The plight of Worcester and Wasps has accelerated plans for the RFU and the Premiership clubs to reshape the domestic game with Sweeney conceding the existing structure “is not ideal for club or country and we’re all fed up with it”.

Central contracts have surfaced perennially since the union failed to introduce them when the game went professional but, with player wages increasing, officials from the RFU and Premiership Rugby Limited have conceded the financial crisis has arrived, in part, because the clubs’ costs far outweigh their revenues.

As a result the idea of central contracts has arisen again because many England stars are in effecty paid two salaries – around £23,000 per Test as well as lucrative deals at their clubs.

The Exeter director of rugby, Rob Baxter, said recently that the model does not work and makes developing and keeping hold of England internationals problematic at a time when Test players miss around 50% of their club’s Premiership games amid tighter salary cap constraints.

Sam Simmonds has already agreed a move abroad next season and a host of other internationals are expected to follow with better wages on offer, despite the fact that makes them ineligible for England as per the RFU’s existing regulations.

Sweeney favours proposals to introduce a 10-team Premiership for the 2024-25 season, when the next Professional Game Agreement comes into force, to ensure fewer Premiership matches clash with the international windows while central contracts would alleviate club costs and give the RFU far better access and control over its players – something Eddie Jones has consistently wanted more of throughout his tenure.

“I think everything is on the table to be discussed,” Sweeney said. “There are certain phrases which are like nuclear buttons and the phrase ‘central contracts’ tends to have that nuclear effect.

“In terms of the higher salaries for the elite players, the time they spend playing for England and the time they spend playing for their club – is there a different way we can work with PRL and work with the clubs in order to mitigate the expense they are facing on that side of things and have a better structure in place so we achieve greater financial stability for the clubs and we also achieve better quality of players coming into the national team? I would say that all of these possibilities are on the table because of what’s happened.

“I don’t like using the phrase but this has created an opportunity, but it is an opportunity to look at everything that has been knocking around for quite some time. This is the time to address that.

“I don’t think there has ever been a bigger opportunity since the game went professional for us to come around the table in an active, open and transparent manner.”

Sweeney also acknowledged the RFU regulation which dictates players based outside England are ineligible for the national team would be looked at as part of wider discussions with allowances already made for Worcester players as well as those at Wasps, assuming the club enter administration on Monday. “I’ve heard of a number of players saying they have intentions or would look at going abroad after the World Cup so we’ll have to address that.”

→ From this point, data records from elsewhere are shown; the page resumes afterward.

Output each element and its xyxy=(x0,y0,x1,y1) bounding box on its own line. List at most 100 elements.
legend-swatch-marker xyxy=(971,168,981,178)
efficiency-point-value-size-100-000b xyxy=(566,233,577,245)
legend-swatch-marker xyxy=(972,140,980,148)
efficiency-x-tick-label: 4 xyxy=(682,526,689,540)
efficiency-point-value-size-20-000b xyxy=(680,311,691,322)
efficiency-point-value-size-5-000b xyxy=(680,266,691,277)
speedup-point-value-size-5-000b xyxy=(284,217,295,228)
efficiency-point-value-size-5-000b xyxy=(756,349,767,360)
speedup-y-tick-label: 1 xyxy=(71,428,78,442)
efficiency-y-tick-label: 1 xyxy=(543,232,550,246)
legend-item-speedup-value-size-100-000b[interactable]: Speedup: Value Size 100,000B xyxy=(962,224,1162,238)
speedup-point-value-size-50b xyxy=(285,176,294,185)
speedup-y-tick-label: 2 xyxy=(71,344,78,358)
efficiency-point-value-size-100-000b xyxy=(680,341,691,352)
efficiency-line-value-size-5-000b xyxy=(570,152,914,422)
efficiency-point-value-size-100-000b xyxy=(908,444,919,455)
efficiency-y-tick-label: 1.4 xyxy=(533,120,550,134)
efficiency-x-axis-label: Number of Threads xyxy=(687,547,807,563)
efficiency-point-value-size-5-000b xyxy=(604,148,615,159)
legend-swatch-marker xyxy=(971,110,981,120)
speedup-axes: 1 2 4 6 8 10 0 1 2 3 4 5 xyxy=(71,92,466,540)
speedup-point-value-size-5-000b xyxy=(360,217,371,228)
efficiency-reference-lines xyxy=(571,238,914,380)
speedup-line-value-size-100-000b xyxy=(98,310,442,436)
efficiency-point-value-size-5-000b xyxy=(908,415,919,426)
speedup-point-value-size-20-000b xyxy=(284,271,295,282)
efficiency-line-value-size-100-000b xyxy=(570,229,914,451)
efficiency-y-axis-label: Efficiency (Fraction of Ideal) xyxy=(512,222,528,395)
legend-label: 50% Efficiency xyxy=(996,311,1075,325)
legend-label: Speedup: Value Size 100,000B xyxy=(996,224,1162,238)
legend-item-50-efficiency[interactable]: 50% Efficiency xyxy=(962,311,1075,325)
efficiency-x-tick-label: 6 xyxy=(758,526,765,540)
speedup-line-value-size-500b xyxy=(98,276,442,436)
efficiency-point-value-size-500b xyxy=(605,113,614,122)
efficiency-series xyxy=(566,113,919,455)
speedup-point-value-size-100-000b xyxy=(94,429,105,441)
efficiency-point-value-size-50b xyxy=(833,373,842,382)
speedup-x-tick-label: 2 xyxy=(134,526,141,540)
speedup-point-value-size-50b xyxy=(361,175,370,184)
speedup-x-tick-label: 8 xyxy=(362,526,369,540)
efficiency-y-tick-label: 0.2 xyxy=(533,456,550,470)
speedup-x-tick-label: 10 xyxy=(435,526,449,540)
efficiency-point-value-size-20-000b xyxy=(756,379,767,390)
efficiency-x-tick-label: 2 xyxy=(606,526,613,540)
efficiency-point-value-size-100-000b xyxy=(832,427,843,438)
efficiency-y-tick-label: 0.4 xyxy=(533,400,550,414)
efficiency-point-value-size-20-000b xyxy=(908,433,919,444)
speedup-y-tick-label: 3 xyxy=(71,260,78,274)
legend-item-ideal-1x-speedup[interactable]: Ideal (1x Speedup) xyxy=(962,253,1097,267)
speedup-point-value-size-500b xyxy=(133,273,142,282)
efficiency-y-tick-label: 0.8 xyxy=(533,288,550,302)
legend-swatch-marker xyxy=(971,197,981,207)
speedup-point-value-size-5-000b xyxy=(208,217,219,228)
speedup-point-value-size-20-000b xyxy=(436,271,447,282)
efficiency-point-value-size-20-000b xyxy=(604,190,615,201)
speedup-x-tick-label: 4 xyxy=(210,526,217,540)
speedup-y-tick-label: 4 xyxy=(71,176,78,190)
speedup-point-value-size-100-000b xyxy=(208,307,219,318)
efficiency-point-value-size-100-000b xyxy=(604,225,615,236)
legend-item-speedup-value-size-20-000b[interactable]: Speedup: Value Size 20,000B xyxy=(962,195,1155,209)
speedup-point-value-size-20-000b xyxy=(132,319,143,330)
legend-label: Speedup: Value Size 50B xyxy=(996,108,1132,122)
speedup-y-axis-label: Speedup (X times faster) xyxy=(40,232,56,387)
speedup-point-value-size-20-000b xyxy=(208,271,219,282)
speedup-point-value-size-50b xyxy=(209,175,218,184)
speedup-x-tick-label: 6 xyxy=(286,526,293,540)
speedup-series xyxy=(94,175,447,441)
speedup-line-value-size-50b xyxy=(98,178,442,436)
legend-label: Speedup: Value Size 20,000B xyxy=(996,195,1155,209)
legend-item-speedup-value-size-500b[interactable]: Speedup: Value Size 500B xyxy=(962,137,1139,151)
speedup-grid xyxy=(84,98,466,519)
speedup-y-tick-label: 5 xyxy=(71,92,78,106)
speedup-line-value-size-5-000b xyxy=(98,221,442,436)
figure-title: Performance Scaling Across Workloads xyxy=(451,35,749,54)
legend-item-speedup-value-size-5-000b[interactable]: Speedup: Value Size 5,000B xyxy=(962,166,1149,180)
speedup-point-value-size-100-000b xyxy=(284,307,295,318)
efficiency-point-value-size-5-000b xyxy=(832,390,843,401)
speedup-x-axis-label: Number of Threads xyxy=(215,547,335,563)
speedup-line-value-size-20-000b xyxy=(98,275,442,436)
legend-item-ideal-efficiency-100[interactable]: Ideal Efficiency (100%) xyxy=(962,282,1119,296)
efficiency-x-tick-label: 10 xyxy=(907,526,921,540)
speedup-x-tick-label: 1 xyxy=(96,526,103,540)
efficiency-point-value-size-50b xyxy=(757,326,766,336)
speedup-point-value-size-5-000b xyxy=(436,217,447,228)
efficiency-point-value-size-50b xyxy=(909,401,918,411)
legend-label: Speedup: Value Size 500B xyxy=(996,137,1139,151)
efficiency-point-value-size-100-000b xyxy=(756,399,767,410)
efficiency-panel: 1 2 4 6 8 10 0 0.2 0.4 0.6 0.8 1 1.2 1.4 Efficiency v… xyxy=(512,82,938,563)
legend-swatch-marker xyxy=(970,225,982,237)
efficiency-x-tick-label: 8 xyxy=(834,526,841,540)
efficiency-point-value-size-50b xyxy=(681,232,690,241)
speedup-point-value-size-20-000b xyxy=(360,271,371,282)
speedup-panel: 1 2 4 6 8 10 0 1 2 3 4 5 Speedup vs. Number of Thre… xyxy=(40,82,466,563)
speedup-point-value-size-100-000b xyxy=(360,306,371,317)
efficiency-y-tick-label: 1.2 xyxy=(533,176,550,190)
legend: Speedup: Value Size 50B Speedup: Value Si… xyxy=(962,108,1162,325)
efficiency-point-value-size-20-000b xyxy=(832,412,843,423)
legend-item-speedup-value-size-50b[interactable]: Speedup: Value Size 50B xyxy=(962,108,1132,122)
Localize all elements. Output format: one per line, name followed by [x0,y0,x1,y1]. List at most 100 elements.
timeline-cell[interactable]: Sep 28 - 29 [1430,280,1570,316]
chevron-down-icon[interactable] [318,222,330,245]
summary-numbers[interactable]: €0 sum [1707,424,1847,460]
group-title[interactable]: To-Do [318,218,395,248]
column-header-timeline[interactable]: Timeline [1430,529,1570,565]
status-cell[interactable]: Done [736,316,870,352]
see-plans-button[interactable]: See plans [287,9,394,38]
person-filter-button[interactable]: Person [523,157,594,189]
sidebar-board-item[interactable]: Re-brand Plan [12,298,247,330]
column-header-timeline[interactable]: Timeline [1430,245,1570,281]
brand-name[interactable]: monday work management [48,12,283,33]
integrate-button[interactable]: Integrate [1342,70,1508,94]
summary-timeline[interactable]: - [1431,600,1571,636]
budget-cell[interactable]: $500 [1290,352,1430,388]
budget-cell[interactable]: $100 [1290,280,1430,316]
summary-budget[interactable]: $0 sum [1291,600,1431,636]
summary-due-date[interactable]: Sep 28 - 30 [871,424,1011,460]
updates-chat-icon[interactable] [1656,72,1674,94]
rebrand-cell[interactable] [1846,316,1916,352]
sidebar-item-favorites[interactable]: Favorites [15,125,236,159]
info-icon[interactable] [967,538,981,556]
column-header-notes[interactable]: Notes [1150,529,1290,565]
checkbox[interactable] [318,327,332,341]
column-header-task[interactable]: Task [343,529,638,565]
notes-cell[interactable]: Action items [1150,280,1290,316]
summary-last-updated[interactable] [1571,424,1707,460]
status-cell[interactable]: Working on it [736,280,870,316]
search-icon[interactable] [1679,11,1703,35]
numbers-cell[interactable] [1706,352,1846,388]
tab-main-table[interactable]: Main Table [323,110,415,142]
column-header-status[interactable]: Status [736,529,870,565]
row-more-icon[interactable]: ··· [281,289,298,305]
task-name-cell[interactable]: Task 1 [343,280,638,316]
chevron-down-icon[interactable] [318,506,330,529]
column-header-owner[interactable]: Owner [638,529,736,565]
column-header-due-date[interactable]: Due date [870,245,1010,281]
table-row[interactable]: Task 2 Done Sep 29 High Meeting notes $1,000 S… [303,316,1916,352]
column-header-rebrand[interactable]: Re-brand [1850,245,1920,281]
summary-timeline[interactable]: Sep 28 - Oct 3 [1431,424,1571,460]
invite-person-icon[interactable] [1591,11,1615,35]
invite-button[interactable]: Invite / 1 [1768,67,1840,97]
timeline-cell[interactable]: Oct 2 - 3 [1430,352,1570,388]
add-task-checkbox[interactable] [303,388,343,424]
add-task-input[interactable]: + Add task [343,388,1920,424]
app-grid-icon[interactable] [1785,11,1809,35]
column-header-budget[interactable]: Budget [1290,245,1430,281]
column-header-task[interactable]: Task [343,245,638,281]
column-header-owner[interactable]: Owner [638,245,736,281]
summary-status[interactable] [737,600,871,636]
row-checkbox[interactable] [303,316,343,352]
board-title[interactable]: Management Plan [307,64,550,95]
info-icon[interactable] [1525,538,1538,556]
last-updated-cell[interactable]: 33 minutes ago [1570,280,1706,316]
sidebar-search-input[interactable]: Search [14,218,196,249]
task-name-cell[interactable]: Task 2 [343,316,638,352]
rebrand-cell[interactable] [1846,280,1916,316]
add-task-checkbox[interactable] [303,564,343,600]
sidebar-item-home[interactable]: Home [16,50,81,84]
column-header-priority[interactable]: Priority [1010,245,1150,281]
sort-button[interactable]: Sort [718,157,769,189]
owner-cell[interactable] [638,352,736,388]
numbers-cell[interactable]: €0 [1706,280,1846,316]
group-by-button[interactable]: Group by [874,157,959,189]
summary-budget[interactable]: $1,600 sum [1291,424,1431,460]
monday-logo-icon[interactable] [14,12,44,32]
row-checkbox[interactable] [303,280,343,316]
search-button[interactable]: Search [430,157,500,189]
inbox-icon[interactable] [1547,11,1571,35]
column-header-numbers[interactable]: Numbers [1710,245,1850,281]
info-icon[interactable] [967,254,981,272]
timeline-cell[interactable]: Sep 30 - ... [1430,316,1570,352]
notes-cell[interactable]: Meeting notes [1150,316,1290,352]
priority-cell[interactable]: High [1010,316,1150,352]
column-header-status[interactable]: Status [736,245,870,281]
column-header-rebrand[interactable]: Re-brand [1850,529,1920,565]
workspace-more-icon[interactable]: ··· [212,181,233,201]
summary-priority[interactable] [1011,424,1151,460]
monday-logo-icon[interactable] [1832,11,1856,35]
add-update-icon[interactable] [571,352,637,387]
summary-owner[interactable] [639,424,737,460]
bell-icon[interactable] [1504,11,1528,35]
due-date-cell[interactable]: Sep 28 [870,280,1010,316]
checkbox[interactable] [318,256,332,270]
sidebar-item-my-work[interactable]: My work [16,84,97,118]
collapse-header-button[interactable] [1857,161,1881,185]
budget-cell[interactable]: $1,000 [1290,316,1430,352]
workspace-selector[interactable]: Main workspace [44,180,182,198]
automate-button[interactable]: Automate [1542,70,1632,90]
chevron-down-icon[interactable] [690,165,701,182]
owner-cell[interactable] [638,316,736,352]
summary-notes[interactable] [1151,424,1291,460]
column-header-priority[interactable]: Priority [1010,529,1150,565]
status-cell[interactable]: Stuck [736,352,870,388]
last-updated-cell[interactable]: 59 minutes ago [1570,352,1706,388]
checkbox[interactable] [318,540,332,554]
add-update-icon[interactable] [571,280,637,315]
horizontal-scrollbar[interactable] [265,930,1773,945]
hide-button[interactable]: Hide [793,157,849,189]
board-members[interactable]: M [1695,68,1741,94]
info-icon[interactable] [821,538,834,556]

Sweeney is also an advocate of introducing an independent audit of clubs’ finances, as is the case in France, and conceded the need for the RFU to reconsider its fit and proper person’s test for owners after Worcester’s former director of rugby Steve Diamond suggested the union had stood by and watched the Warriors’ demise. “That would come under the heading of regulatory control and governance reform,” he said.

“We do currently have a fit and proper test. Is it fit and proper enough? We need to look at everything coming out of this experience and there is probably a question linking with Worcester and how did they pass that test going back in time.”

Meanwhile London Irish issued a statement on Sunday describing reports of a possible merger between the club and Wasps as “total and utter speculation”.